The CEIC Leading Indicator for Indonesia registered its sharpest drop since the first wave of the COVID-19 pandemic. The non-smoothed indicator dropped by 12.5 points in July 2022 to 103.4. The July performance also marked the fourth consecutive month of deceleration in the non-smoothed indicator, although it registered high values in the first half of the year and was among the best performing economies surveyed by the CEIC Leading Indicator. July’s decline was influenced by a sudden drop in median crude palm oil prices, which fell to USD 1,285.8 per tonne from USD 1,653.5 in June, on the back of a desire to ease the high inventory of the commodity. The lower price of palm oil affected Indonesia’s non-oil and gas exports whose growth decelerated to 31.6% y/y in July. Motor vehicle sales returned to double-digit growth in July, increasing by 29.4% y/y, with sales being boosted by a luxury tax discount of 66% for vehicles costing up to IDR 200mn. The rupiah depreciated to its lowest level since April 2020, trading at IDR 14,958 per USD, as the Bank of Indonesia is still keeping interest rates unchanged despite inflationary pressures. The Jakarta composite stock exchange index closed July at 6,951.1, barely changed compared to June’s closing value. The smoothed CEIC Leading Indicator fell to 111 in July, but remains firmly above the threshold value of 100, separating expansion from contraction. However, if the deceleration trend continues, it could be assumed that the business cycle peak passed in Q2 2022.

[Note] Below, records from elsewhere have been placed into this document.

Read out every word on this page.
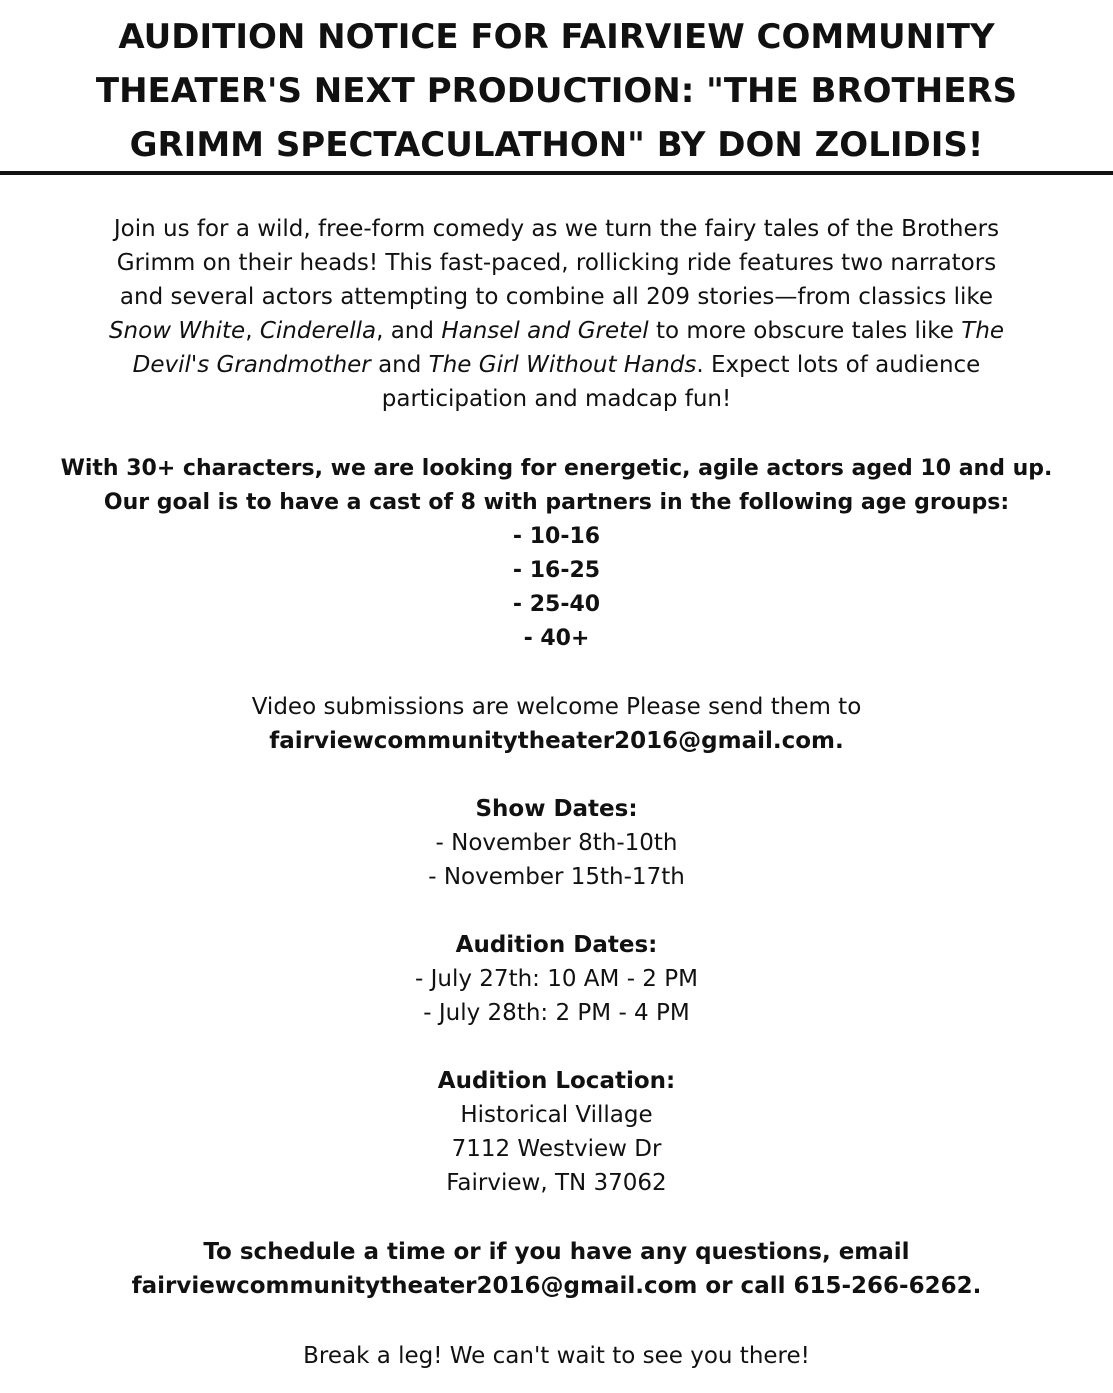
AUDITION NOTICE FOR FAIRVIEW COMMUNITY
THEATER'S NEXT PRODUCTION: "THE BROTHERS
GRIMM SPECTACULATHON" BY DON ZOLIDIS!
Join us for a wild, free-form comedy as we turn the fairy tales of the Brothers
Grimm on their heads! This fast-paced, rollicking ride features two narrators
and several actors attempting to combine all 209 stories—from classics like
Snow White, Cinderella, and Hansel and Gretel to more obscure tales like The
Devil's Grandmother and The Girl Without Hands. Expect lots of audience
participation and madcap fun!
With 30+ characters, we are looking for energetic, agile actors aged 10 and up.
Our goal is to have a cast of 8 with partners in the following age groups:
- 10-16
- 16-25
- 25-40
- 40+
Video submissions are welcome Please send them to
fairviewcommunitytheater2016@gmail.com.
Show Dates:
- November 8th-10th
- November 15th-17th
Audition Dates:
- July 27th: 10 AM - 2 PM
- July 28th: 2 PM - 4 PM
Audition Location:
Historical Village
7112 Westview Dr
Fairview, TN 37062
To schedule a time or if you have any questions, email
fairviewcommunitytheater2016@gmail.com or call 615-266-6262.
Break a leg! We can't wait to see you there!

The CEIC Leading Indicator for Russia was the only one which registered a monthly increase in July, rising by 0.5 points to 93.1. High oil prices in July continued to support the Russian economy amid heavy Western sanctions due to the ongoing war in Ukraine, although the average crude oil price was slightly lower compared to June, at USD 108.9 per barrel. Passenger car sales, however, continued to deteriorate strongly, falling by 75.6% y/y, as a consequence of both low demand and a shortage of supply parts for producers due to the sanctions. Manufacturing production tendency improved slightly in July but is still far from the pre-war readings. The RTS stock exchange index closed July at 1,129.2, down 16% m/m and effectively erased the gains in May and June.